Oct 28, 2022
MethodsJ2
- Joel Ryan1,
- Thomas Pengo2,
- Alessandro Rigano3,
- Paula Montero Llopis4,
- Michelle S. Itano5,
- Lisa A. Cameron6,
- Guillermo Marqués2,
- Caterina Strambio De Castillia3,
- Mark A. Sanders2,
- Claire M Brown1
- 1McGill University;
- 2University of Minnesota;
- 3The University of Massachusetts Medical School;
- 4Harvard Medical School;
- 5University of North Carolina Chapel Hill;
- 6Duke University
Protocol Citation: Joel Ryan, Thomas Pengo, Alessandro Rigano, Paula Montero Llopis, Michelle S. Itano, Lisa A. Cameron, Guillermo Marqués, Caterina Strambio De Castillia, Mark A. Sanders, Claire M Brown 2022. MethodsJ2. protocols.io https://dx.doi.org/10.17504/protocols.io.3byl4bx38vo5/v1
License: This is an open access protocol distributed under the terms of the Creative Commons Attribution License, which permits unrestricted use, distribution, and reproduction in any medium, provided the original author and source are credited
Protocol status: In development
We are still developing and optimizing this protocol
Created: May 12, 2022
Last Modified: October 28, 2022
Protocol Integer ID: 62489
Keywords: Micro-Meta App, MethodsJ2
Disclaimer
DISCLAIMER: As per MethodsJ, this is not meant to be applied blindly, but rather to be used as a starting point. Metadata is recorded by the microscope driving software, so at best it reflects the way the microscope's software was configured. In addition, this script uses the fantastic BioFormats library. It has been designed to extract as much information as possible from the image data, but formats change occasionally so don't be surprised if the text doesn't completely reflect what you expect. If you do find some discrepancy, check with your facility staff (if the microscope is part of an imaging facility) for help on the appropriate wording or to check the configuration, and then with the BioFormats community to see if the metadata was not read correctly. If you believe there is an error in the script (not unlikely), feel free to reach out.

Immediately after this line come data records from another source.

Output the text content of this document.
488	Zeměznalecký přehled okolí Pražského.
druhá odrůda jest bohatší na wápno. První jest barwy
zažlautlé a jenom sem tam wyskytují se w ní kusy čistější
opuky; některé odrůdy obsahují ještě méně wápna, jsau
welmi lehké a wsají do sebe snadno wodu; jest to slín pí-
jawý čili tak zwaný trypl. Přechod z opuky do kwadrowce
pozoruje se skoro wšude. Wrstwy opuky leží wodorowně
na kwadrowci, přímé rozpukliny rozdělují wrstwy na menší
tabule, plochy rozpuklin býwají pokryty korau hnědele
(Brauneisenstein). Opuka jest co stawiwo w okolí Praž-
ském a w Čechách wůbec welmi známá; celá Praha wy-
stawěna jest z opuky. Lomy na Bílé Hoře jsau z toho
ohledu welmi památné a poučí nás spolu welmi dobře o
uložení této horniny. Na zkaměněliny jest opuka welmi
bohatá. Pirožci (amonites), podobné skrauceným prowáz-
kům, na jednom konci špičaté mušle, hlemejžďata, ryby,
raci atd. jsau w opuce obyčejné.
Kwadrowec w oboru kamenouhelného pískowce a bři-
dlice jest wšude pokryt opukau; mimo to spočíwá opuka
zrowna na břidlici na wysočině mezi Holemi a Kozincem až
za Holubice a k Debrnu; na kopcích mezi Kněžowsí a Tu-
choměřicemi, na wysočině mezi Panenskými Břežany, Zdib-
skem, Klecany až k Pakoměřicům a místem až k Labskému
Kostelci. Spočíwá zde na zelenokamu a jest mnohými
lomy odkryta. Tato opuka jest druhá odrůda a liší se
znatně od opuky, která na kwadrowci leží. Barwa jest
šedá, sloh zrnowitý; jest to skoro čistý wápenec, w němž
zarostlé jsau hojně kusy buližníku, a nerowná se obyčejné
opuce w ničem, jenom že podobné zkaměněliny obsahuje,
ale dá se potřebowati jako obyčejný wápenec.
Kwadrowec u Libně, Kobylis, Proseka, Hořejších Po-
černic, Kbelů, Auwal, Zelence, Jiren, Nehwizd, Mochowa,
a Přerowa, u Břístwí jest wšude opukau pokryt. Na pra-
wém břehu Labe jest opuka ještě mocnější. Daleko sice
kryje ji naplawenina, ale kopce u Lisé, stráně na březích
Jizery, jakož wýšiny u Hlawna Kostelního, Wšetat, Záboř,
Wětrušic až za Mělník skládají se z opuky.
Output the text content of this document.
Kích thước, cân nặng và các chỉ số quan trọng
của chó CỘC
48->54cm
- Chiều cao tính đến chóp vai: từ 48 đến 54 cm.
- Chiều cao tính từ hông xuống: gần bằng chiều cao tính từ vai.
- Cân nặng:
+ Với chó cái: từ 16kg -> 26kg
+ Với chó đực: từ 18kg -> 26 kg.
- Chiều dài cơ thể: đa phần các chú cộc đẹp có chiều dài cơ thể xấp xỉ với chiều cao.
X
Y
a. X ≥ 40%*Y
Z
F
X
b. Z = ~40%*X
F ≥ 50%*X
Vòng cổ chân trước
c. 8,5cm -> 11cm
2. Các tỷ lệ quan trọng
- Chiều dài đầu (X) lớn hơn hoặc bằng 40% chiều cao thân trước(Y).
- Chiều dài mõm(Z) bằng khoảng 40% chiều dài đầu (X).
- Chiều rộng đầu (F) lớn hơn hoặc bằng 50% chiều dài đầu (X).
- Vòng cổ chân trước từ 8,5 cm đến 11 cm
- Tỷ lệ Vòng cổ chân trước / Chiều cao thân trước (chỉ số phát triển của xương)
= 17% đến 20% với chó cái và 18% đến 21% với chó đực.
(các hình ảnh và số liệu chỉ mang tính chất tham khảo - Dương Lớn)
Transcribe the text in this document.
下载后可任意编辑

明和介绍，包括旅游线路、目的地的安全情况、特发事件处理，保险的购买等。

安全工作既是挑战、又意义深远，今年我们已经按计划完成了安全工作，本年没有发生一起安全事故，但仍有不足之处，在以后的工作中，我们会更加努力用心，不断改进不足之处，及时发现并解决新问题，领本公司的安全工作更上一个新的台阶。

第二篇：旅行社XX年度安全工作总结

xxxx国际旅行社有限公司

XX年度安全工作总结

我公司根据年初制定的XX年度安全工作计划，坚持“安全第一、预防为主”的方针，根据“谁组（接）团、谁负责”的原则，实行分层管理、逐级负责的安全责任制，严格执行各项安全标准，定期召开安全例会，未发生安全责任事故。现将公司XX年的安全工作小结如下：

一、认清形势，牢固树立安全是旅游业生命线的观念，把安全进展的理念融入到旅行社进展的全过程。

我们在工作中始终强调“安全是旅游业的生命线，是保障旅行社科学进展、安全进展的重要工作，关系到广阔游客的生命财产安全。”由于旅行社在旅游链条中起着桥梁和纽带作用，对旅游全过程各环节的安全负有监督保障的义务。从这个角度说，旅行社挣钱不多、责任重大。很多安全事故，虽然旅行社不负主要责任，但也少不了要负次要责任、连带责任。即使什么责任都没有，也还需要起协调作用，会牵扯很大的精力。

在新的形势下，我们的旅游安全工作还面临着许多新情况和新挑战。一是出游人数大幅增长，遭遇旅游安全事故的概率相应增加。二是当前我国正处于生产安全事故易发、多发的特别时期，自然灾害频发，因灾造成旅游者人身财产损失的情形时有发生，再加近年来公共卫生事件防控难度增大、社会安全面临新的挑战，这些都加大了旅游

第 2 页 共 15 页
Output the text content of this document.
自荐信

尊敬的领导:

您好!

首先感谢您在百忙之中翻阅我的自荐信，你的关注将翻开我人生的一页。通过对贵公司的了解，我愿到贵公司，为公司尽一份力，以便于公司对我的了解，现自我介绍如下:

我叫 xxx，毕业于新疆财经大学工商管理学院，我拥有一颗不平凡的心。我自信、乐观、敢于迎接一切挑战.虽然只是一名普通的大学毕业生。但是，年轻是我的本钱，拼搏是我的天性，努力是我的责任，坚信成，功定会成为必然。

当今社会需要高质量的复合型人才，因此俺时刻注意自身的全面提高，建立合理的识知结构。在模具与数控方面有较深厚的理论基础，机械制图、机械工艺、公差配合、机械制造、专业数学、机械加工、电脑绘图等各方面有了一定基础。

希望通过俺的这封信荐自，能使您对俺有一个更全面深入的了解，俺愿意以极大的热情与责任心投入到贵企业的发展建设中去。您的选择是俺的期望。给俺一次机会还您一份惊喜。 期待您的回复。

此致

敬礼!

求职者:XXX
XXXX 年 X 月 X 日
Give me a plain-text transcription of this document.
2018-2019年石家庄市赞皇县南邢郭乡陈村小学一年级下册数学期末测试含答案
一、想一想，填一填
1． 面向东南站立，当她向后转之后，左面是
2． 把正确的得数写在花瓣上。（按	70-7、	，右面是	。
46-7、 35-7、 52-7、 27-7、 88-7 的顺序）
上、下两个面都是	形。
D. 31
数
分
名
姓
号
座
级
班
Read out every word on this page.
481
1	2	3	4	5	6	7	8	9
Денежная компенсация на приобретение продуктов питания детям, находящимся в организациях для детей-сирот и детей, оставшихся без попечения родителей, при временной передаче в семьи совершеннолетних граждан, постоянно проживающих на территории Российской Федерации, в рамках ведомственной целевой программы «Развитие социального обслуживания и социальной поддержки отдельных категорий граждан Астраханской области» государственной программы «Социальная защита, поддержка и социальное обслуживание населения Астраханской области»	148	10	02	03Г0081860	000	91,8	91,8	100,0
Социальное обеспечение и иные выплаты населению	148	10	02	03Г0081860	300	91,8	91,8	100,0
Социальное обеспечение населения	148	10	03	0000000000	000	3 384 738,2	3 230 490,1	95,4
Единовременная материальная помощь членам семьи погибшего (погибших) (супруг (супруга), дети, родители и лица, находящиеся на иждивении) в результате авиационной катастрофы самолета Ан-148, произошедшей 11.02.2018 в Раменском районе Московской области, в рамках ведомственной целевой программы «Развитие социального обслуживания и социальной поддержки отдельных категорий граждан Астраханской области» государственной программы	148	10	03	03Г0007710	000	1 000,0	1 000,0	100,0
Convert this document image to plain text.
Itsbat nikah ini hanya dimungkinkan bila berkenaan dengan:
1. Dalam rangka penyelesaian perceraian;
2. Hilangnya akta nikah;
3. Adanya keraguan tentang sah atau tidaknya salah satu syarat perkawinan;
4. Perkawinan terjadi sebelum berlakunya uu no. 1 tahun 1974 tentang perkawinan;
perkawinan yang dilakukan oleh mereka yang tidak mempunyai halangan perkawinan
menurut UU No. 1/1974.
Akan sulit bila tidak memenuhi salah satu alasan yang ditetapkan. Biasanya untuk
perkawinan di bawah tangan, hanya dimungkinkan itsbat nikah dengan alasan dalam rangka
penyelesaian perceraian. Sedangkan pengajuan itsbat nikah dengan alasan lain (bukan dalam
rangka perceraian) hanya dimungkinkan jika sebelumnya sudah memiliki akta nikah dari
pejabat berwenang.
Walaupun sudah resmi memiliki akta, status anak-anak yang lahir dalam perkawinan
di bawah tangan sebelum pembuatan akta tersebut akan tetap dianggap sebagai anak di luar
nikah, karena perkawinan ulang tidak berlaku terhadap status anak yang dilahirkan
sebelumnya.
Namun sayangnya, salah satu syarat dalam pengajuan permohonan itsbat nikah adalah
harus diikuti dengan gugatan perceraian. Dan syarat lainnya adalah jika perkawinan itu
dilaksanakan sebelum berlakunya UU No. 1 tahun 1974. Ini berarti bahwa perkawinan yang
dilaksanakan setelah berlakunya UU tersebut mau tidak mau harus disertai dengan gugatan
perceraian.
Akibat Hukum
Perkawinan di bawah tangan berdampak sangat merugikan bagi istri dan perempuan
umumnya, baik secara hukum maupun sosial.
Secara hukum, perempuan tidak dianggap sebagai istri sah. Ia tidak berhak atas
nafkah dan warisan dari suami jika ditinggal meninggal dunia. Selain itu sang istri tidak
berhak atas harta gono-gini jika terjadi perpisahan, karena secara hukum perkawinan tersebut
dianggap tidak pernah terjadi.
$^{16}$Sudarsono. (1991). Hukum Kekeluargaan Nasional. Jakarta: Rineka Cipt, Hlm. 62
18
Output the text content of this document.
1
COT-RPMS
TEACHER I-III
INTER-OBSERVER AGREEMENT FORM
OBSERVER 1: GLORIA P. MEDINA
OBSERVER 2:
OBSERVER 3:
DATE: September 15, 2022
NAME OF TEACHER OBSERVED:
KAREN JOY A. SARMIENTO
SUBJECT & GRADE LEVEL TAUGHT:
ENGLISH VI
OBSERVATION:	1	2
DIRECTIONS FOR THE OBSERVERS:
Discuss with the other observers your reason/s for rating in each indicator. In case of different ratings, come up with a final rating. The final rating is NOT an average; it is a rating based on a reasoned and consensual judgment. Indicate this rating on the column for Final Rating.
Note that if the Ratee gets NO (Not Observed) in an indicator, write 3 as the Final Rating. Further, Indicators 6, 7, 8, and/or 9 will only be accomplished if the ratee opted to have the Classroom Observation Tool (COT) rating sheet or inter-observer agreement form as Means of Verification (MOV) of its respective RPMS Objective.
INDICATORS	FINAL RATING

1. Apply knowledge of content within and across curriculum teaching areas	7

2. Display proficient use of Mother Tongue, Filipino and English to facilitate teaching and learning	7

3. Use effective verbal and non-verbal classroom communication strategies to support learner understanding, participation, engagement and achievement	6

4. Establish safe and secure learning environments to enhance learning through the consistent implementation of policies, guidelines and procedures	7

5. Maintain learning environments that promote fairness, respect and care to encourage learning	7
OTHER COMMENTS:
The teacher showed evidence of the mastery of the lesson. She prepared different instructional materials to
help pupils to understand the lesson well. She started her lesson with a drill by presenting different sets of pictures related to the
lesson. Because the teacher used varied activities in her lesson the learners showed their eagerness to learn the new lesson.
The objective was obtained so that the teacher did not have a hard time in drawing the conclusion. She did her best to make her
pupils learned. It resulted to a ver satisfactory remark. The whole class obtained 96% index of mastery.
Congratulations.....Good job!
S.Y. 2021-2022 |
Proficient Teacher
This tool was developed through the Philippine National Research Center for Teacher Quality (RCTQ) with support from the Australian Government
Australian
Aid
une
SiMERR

Importantly, please verify the text generation output and the csv file carefully or with someone familiar with the microscope or your experiments, in order to make sure that the information is correct, and that the grammar and syntax are ok, before copy-pasting the text into your manuscript.
Abstract
MethodsJ2
Building on MethodsJ , MethodsJ2 helps users write a materials and methods text for microscopy experiments by sourcing experiment information from metadata, as well as information from a microscope hardware configuration file generated in Micro-Meta App. A draft experiment methods section text is generated which can then be revised and used in written manuscripts and reports, etc.
Guidelines
Current version:
Current version in progress: 1.2
Please run 'MethodsJ2_v1_2_.py'
Main updates: Script checks for appropriate file formats (e.g. images, Micro-Meta App hardware configuration files) and alerts user if unreadable file is selected. Verifies microscope manufacturer from image metadata and microscope hardware configuration file, alerts user if these are different. Outputs and saves a csv file containing all detected information (from image metadata) and all user input information (either manually entered or selected from Micro-Meta App hardware configuration file), as well as image file path, Micro-Meta App hardware configuration file path, and generated methods text output, allowing to check for discrepancies and to store and share the information. --Many thanks to our reviewers for these helpful suggestions!
Installation
No installation required. Please download the contents of this repository, and run the MethodsJ2_v1_2_.py script file in Fiji (detailed instructions below). The zipped repository should be around 20 Mb, mostly due to demo images, and download times depend on internet connection speed (should be under 1 minute on a standard system with a reasonable internet connection).
How it works
The MethodsJ2 script guides users to input information about a microscopy experiment based on information from the image metadata, information from the hardware specifications file, and information directly input by the user.
The script displays dialog boxes wherein users can directly input information as text, or select the appropriate options from a drop-down menu assembled from the microscopy hardware specifications file generated in Micro-Meta App. User input and selections are then used to "fill in the blanks" in blocks of text designed to generate a draft of a experimental methods section.
Demo image (BPAE_3color_30p-200ms_63xOil_003_diffExp_Int__.czi).
Screenshot from Micro-Meta App, used to generate a demo hardware specifications file.
For the demo image and Micro-Meta App hardware specifications file displayed above, the output of MethodsJ2 should look like this:
Expected result
----- MethodsJ2 text generation based on user input and on a Micro-Meta App hardware file:
Images were acquired on a Axiovert 200M Compound Commercial-custom modified inverted microscope
(Zeiss) configured for Widefield Epifluorescence microscopy, controlled with Zen software
(2.6 Blue edition, Zeiss), equipped with a 63x NA 1.4 Apochromat DIC oil objective
(Zeiss).
Images had a width of 1012 and a height of 1020 pixels, 1 planes (z), 3 channels, 1 timepoints,
with dimensional order XYCZT. Voxels had a lateral size of 0.14 um.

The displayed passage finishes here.